Plastic-Parsley3094@reddit (OP)

Yeah my thoughts exactly but is not running on the integrated card as I have disable it in bios. And the gpu in the screen shot in previous answer you can see it's using the gpu and I have 8 cpu cores and 12 other cores and it's using only one of them at 100% and the gpu around 5 GB I think. I don't know what kind of model I can use that is optimized for my gpu.

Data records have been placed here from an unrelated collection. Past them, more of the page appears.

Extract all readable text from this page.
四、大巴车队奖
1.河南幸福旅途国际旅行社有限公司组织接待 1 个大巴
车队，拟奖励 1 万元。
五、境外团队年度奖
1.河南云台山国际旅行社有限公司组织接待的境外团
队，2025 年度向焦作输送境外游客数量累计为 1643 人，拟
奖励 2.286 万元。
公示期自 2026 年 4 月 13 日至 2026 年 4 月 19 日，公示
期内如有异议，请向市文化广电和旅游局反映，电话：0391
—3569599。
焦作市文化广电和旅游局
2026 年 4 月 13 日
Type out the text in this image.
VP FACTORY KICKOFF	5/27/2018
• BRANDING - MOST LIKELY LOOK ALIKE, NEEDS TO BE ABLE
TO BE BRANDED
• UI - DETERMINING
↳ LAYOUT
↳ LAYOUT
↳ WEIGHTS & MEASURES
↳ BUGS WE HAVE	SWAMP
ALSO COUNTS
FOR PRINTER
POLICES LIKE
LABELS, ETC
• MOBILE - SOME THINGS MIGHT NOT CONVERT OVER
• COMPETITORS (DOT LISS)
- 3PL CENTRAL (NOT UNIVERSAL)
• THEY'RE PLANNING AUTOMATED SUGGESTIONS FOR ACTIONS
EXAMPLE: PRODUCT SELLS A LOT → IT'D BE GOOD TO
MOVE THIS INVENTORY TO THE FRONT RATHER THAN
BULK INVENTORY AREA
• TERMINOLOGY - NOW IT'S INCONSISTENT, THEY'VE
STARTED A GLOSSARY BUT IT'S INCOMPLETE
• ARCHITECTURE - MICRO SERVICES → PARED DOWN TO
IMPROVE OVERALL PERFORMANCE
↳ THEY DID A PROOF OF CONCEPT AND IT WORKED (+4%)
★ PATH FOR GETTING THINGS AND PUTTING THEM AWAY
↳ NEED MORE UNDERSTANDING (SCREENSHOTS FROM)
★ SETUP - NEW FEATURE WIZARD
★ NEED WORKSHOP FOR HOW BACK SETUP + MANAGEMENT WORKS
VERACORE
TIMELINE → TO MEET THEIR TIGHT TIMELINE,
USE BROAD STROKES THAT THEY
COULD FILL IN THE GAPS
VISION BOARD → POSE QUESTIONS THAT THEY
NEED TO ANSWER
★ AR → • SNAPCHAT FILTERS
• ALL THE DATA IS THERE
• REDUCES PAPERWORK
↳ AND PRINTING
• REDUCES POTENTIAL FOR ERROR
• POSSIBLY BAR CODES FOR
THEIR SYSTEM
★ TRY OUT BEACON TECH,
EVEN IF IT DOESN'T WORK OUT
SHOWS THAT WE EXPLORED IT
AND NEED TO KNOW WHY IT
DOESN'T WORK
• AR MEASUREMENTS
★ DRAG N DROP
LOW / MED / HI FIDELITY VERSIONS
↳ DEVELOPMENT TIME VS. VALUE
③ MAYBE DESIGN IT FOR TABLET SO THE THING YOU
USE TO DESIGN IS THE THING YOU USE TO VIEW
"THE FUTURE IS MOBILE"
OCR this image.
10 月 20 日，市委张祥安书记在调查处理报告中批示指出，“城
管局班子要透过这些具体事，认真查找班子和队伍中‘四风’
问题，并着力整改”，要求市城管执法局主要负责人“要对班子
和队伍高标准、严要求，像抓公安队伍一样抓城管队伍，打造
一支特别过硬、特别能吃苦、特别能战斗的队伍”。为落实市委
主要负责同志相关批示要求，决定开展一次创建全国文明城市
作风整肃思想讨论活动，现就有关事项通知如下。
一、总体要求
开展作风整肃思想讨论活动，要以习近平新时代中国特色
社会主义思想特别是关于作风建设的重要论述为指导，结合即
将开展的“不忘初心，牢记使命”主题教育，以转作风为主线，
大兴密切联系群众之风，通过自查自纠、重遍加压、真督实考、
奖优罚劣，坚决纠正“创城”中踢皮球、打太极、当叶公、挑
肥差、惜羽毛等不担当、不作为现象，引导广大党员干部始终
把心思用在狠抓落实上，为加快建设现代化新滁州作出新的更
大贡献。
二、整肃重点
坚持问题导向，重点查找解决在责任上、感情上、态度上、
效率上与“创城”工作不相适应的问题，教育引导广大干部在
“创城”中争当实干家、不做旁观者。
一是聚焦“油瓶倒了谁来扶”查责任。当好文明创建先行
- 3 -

Also maybe those guff models are made for run on cpu but I don't find other that run only on gpu.

[-]

Jester14@reddit

CUDA 13.2 has known bugs.

[-]

sersoniko@reddit

The driver doesn’t really matter, what’s important is what CUDA toolkit version was used to compile llama.cpp, and they use an old version of CUDA 12

[-]

Plastic-Parsley3094@reddit (OP)

thank you.. so if the llama.cpp was compiled with cuda 12 then should i downgrade to 12? i have this installed

paru -Qs cuda
local/cuda 13.1.1-1
    NVIDIA's GPU programming toolkit
local/cudnn 9.20.0.48-1.1
    NVIDIA CUDA Deep Neural Network library
local/icu 78.3-1.1
    International Components for Unicode library
local/lib32-icu 78.3-1
    International Components for Unicode library (32 bit)
local/llama.cpp-cuda-git b8783.r10.1f30ac0cea-1
    Port of Facebook's LLaMA model in C/C++ (with NVIDIA CUDA optimizations)

[-]

sersoniko@reddit

No no, you actually don’t care what they used to compile it, I was just pointing out the driver you have isn’t the issue

[-]

Plastic-Parsley3094@reddit (OP)

ah i understand... sorry im kind of noob running things locally and i write here as i have ask gemini pro, microsoft copilot , Leo ai, caht pgt and still cant get more than a few tokens/s and they suggest flags and commands that dont exist and so on.. i have spend more time trying everything that all ai has suggested than actually get some work done. that is why my last option is to write here. and hope i can get some help getting this to run on this hardware in a way i can use at as daily drive for python, vite projects

[-]

Plastic-Parsley3094@reddit (OP)

thank you. should i run cuda 12 or 13.1? or 13.2.1?

[-]

terablast@reddit

Did you check that it's actually running on your GPU?

Like, if you run nvidia-smi while the model is being ran, are your Memory-Usage and GPU-Util columns high?

[-]

Plastic-Parsley3094@reddit (OP)

here is the screenshot running that model on the left side withou opencode, in the middle are the logs and the right are up nvidia-msi and down nvtop that show it uses 5328MB gpu

has anyone successfully run on similar gpu?

[-]

FinBenton@reddit

Prob running on integrated gpu or cpu, check the command to spesify the gpu you want in the launch commands.